A 22-year-old demonstrator has been accused of punching two police officers during last week’s protests of a Staten Island grand jury’s decision to not indict a police officer in the chokehold death of Eric Garner.
Yotameli Sayer was charged Wednesday with resisting arrest, obstructing governmental administration, disorderly conduct and multiple counts of assault after officers in Union Square and at the Staten Island Ferry terminal in lower Manhattan were both sucker-punched Thursday night, authorities say. He pleaded not guilty at his arraignment and his lawyer declined to comment.
Sayer, of Bushwick, was arrested after the officer in Union Square was punched at about 10:30 p.m., the NYPD says.
After arresting the man, officers were able to link Sayer to the punching at the ferry terminal about two hours earlier, the NYPD says.
Police officer Daniel Pantaleo, the NYPD cop seen in widely circulated amateur video wrapping his arm around Garner's neck as the heavyset, asthmatic 43-year-old yelled, "I can't breathe!", nearly a dozen times while gasping for air during the July 17 confrontation in Tompkinsville, met Wednesday with the department's internal affairs investigators looking into the case.
Pantaleo's attorney Stuart London told NBC 4 New York the investigators questioned Pantaleo for about two hours as they probe whether department policy was violated in the case. Pantaleo and the police union have said he did not use a chokehold, which is forbidden under NYPD policy, while taking Garner into custody, but a takedown tactic taught by the department.

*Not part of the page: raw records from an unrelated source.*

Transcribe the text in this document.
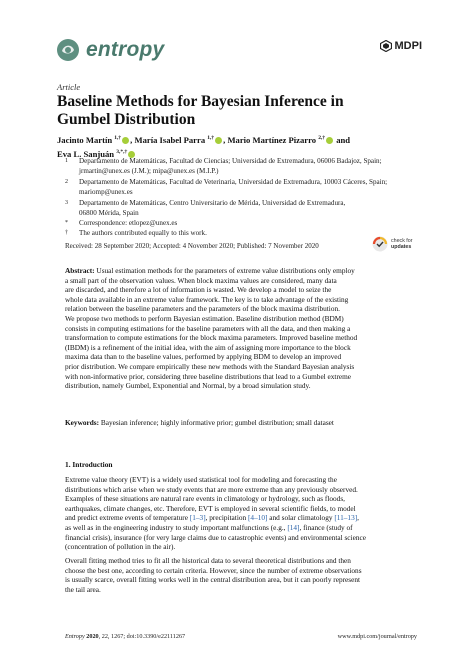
entropy	MDPI
Article
Baseline Methods for Bayesian Inference in Gumbel Distribution
Jacinto Martín $^{1,\dagger}$ , María Isabel Parra $^{1,\dagger}$ , Mario Martínez Pizarro $^{2,\dagger}$ and
Eva L. Sanjuán $^{3,*,\dagger}$
1 Departamento de Matemáticas, Facultad de Ciencias; Universidad de Extremadura, 06006 Badajoz, Spain;
jrmartin@unex.es (J.M.); mipa@unex.es (M.I.P.)
2 Departamento de Matemáticas, Facultad de Veterinaria, Universidad de Extremadura, 10003 Cáceres, Spain;
mariomp@unex.es
3 Departamento de Matemáticas, Centro Universitario de Mérida, Universidad de Extremadura,
06800 Mérida, Spain
* Correspondence: etlopez@unex.es
† The authors contributed equally to this work.
Received: 28 September 2020; Accepted: 4 November 2020; Published: 7 November 2020
check for
updates
Abstract: Usual estimation methods for the parameters of extreme value distributions only employ
a small part of the observation values. When block maxima values are considered, many data
are discarded, and therefore a lot of information is wasted. We develop a model to seize the
whole data available in an extreme value framework. The key is to take advantage of the existing
relation between the baseline parameters and the parameters of the block maxima distribution.
We propose two methods to perform Bayesian estimation. Baseline distribution method (BDM)
consists in computing estimations for the baseline parameters with all the data, and then making a
transformation to compute estimations for the block maxima parameters. Improved baseline method
(IBDM) is a refinement of the initial idea, with the aim of assigning more importance to the block
maxima data than to the baseline values, performed by applying BDM to develop an improved
prior distribution. We compare empirically these new methods with the Standard Bayesian analysis
with non-informative prior, considering three baseline distributions that lead to a Gumbel extreme
distribution, namely Gumbel, Exponential and Normal, by a broad simulation study.
Keywords: Bayesian inference; highly informative prior; gumbel distribution; small dataset
1. Introduction
Extreme value theory (EVT) is a widely used statistical tool for modeling and forecasting the
distributions which arise when we study events that are more extreme than any previously observed.
Examples of these situations are natural rare events in climatology or hydrology, such as floods,
earthquakes, climate changes, etc. Therefore, EVT is employed in several scientific fields, to model
and predict extreme events of temperature [1–3], precipitation [4–10] and solar climatology [11–13],
as well as in the engineering industry to study important malfunctions (e.g., [14], finance (study of
financial crisis), insurance (for very large claims due to catastrophic events) and environmental science
(concentration of pollution in the air).
Overall fitting method tries to fit all the historical data to several theoretical distributions and then
choose the best one, according to certain criteria. However, since the number of extreme observations
is usually scarce, overall fitting works well in the central distribution area, but it can poorly represent
the tail area.
Entropy 2020, 22, 1267; doi:10.3390/e22111267	www.mdpi.com/journal/entropy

The meeting comes one week after a grand jury decided not to indict the officer on criminal charges in Garner's death. The deliberative body delivered a vote of "no true bill," which determined there was not probable cause that a crime of criminally negligent homicide or manslaughter -- the two charges NBC 4 New York was told the jury was given to consider -- was committed by Pantaleo.